|Huge-Ass Picspam (Smallville)
||[11 Jan 2007|12:39pm]
I survived hiatus!
*pets F-list and the interweb, DVDs, picpams and the awesomeness of my F-list’s amazing ability to write fanfic*
OMg! I have so missed my SHINY things, and so in celebration of tonight’s upcoming
appearance of Lex and my baby Clark Smallville I am going to spam you with pretty things.
Although I think it only fair to warn you, that these are pretty big, and there are many. If your computer explodes I think it only fair to assume the PRETTY did it and that it had nothing to do with my inability to minimise.
But first because, OH, SO PRETTY!
hottest intergalactic, motherfuckinecowarrior, alien robot, Kryptonian super brain of hotness EVER!

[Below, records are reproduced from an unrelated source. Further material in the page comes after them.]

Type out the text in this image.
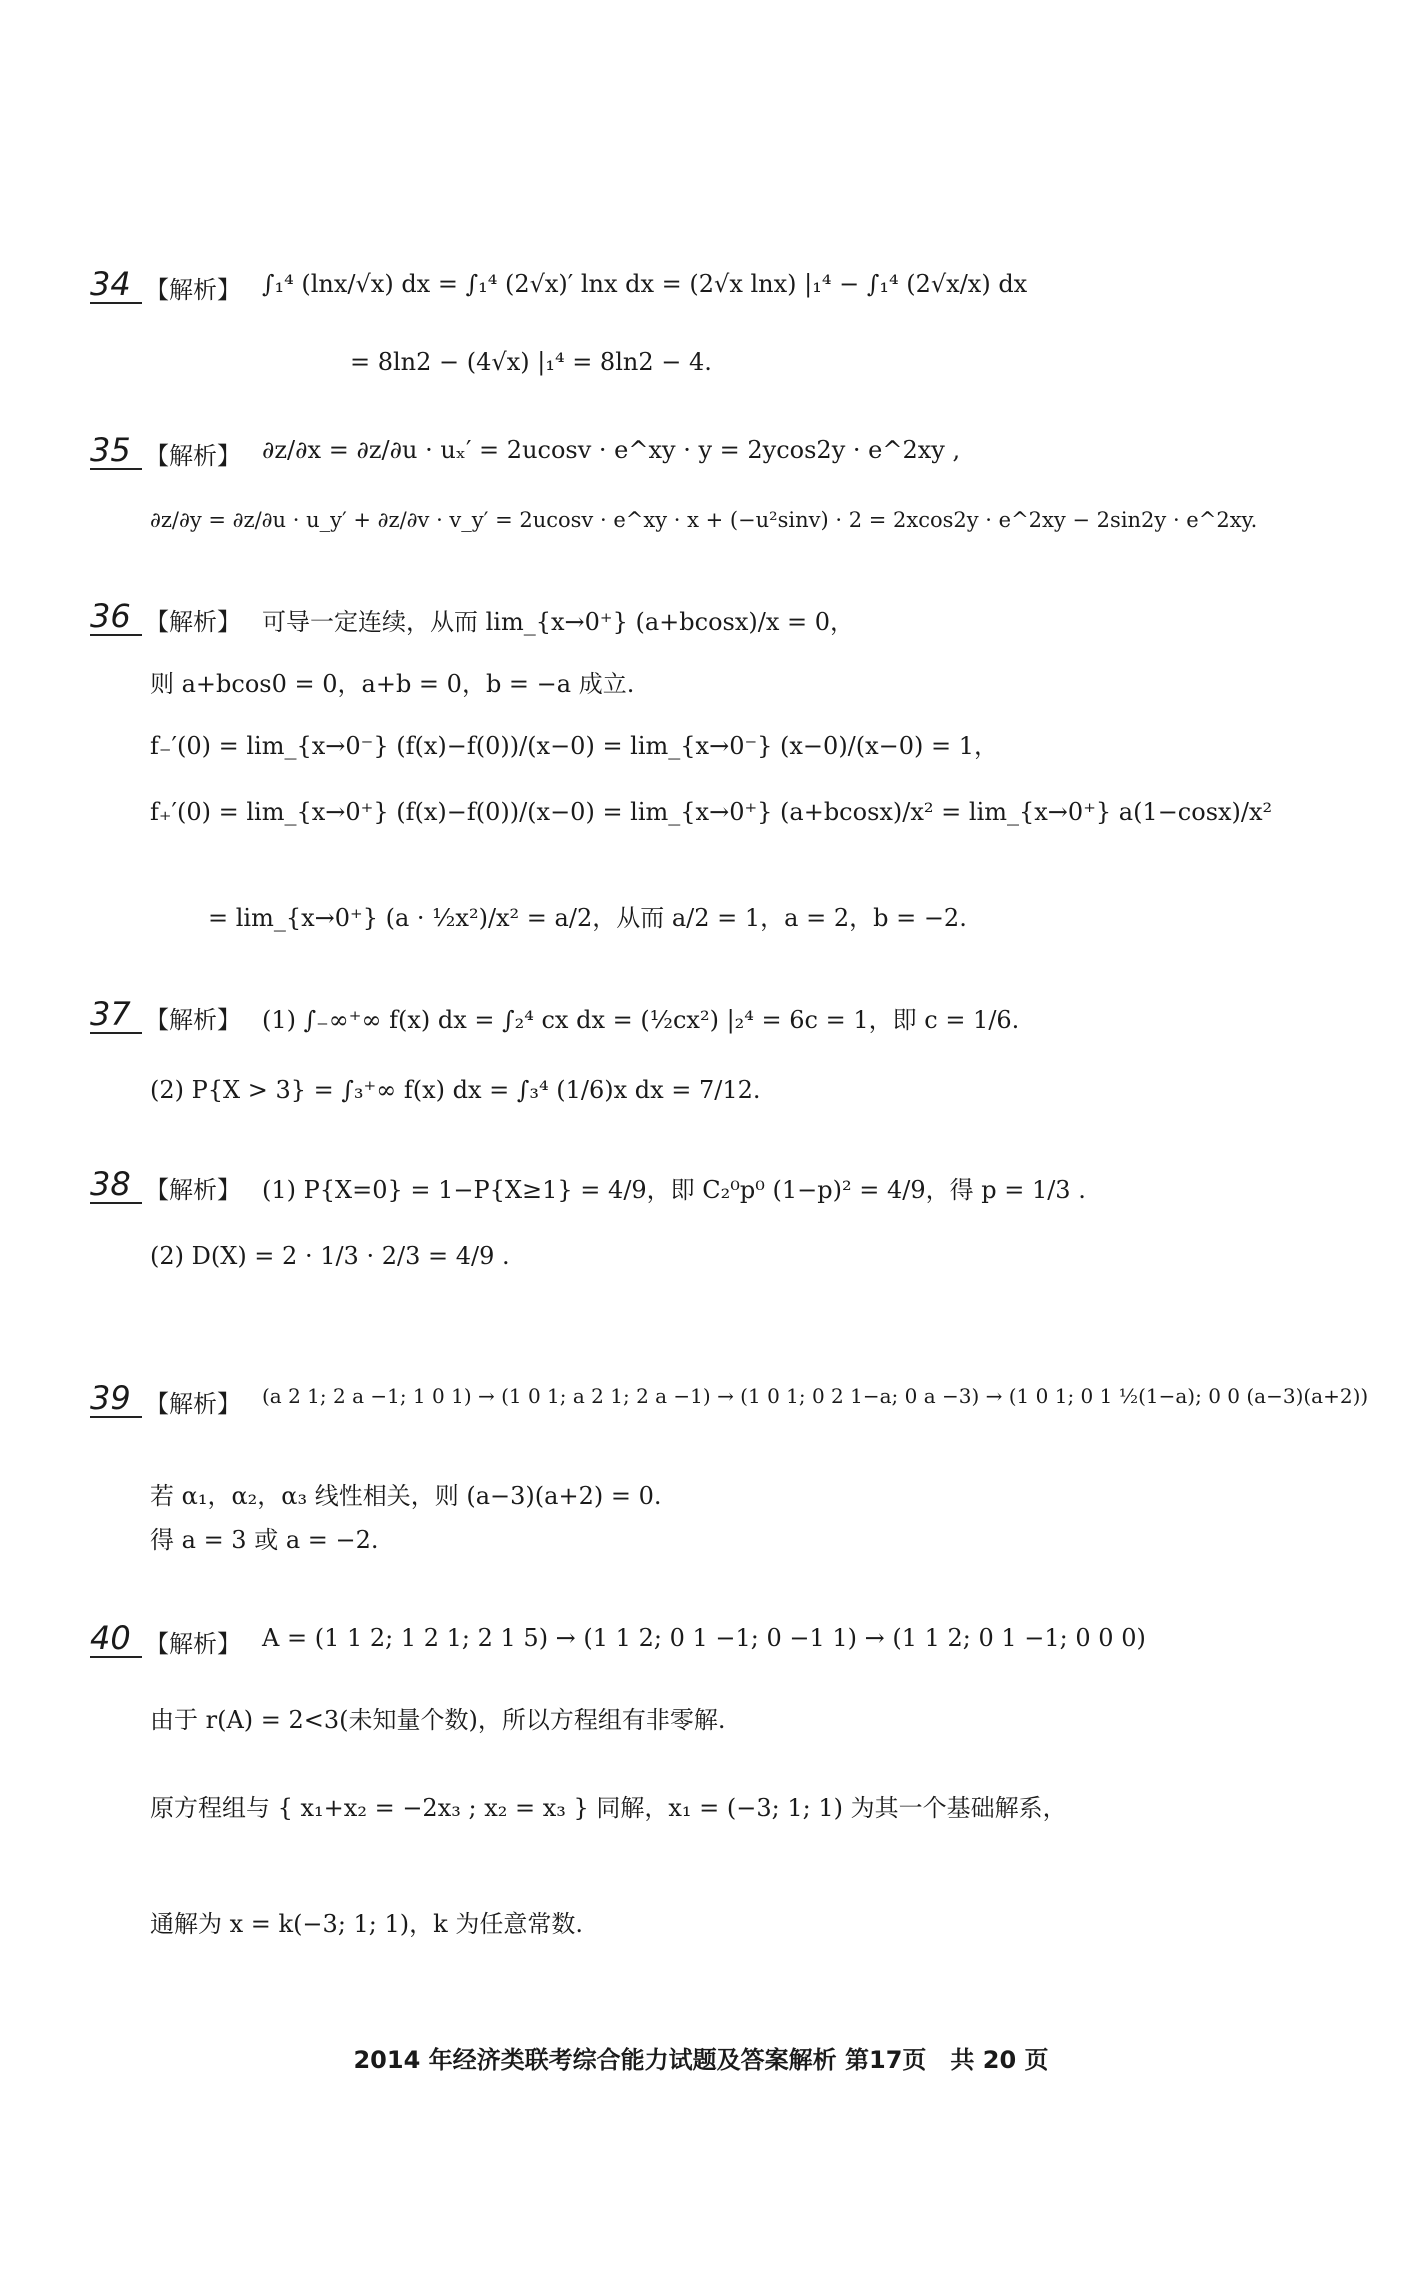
34 【解析】 ∫₁⁴ (lnx/√x) dx = ∫₁⁴ (2√x)′ lnx dx = (2√x lnx) |₁⁴ − ∫₁⁴ (2√x/x) dx
= 8ln2 − (4√x) |₁⁴ = 8ln2 − 4.
35 【解析】 ∂z/∂x = ∂z/∂u · uₓ′ = 2ucosv · e^xy · y = 2ycos2y · e^2xy ,
∂z/∂y = ∂z/∂u · u_y′ + ∂z/∂v · v_y′ = 2ucosv · e^xy · x + (−u²sinv) · 2 = 2xcos2y · e^2xy − 2sin2y · e^2xy.
36 【解析】 可导一定连续，从而 lim_{x→0⁺} (a+bcosx)/x = 0，
则 a+bcos0 = 0，a+b = 0，b = −a 成立.
f₋′(0) = lim_{x→0⁻} (f(x)−f(0))/(x−0) = lim_{x→0⁻} (x−0)/(x−0) = 1，
f₊′(0) = lim_{x→0⁺} (f(x)−f(0))/(x−0) = lim_{x→0⁺} (a+bcosx)/x² = lim_{x→0⁺} a(1−cosx)/x²
= lim_{x→0⁺} (a · ½x²)/x² = a/2，从而 a/2 = 1，a = 2，b = −2.
37 【解析】 (1) ∫₋∞⁺∞ f(x) dx = ∫₂⁴ cx dx = (½cx²) |₂⁴ = 6c = 1，即 c = 1/6.
(2) P{X > 3} = ∫₃⁺∞ f(x) dx = ∫₃⁴ (1/6)x dx = 7/12.
38 【解析】 (1) P{X=0} = 1−P{X≥1} = 4/9，即 C₂⁰p⁰ (1−p)² = 4/9，得 p = 1/3 .
(2) D(X) = 2 · 1/3 · 2/3 = 4/9 .
39 【解析】 (a 2 1; 2 a −1; 1 0 1) → (1 0 1; a 2 1; 2 a −1) → (1 0 1; 0 2 1−a; 0 a −3) → (1 0 1; 0 1 ½(1−a); 0 0 (a−3)(a+2))
若 α₁，α₂，α₃ 线性相关，则 (a−3)(a+2) = 0.
得 a = 3 或 a = −2.
40 【解析】 A = (1 1 2; 1 2 1; 2 1 5) → (1 1 2; 0 1 −1; 0 −1 1) → (1 1 2; 0 1 −1; 0 0 0)
由于 r(A) = 2<3(未知量个数)，所以方程组有非零解.
原方程组与 { x₁+x₂ = −2x₃ ; x₂ = x₃ } 同解，x₁ = (−3; 1; 1) 为其一个基础解系，
通解为 x = k(−3; 1; 1)，k 为任意常数.
2014 年经济类联考综合能力试题及答案解析 第17页　共 20 页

( AiEEEEEEEEEEE! Brainiac... )
And when it comes to pretty things, be honest. They don’t come much pretty than
Tom Welling Clark Kent. It’s a fact dude, the guy is just drop-dead gorgeous and like beautiful and stuff and he kinda makes my tummy feel funny you wanna just stare at him for HOURS, possibly longer. What? Shut up? It’s my baby Clark
( Awwwwwwwww, would you look at how pretty Clark Kent is... )
( Krypton, we owe you a debt of thanks, ‘cause guh! )
But you know what, there’s pretty, and there’s cute and *flails* but there’s NO disputing the handsome because OMg!
But when it comes right down to it, they don’t come much hotter than
Rosenbaum Lex Luthor. No, Srly! I mean, dude, he's a dork, he wears cheesy T-shirts, and listens to even cheesier music. And he comes out with some of the most ridiculous shit you will ever hear. And it’s just OMg! Rosendork because he’s just dorkalicious. But he’s also funny, and cute, and bouncy and he couldn’t give a shit because it’s fun and dorky and bouncy. And OMg! He can ACT!
And he’s pretty with the added factor of HOTNESS!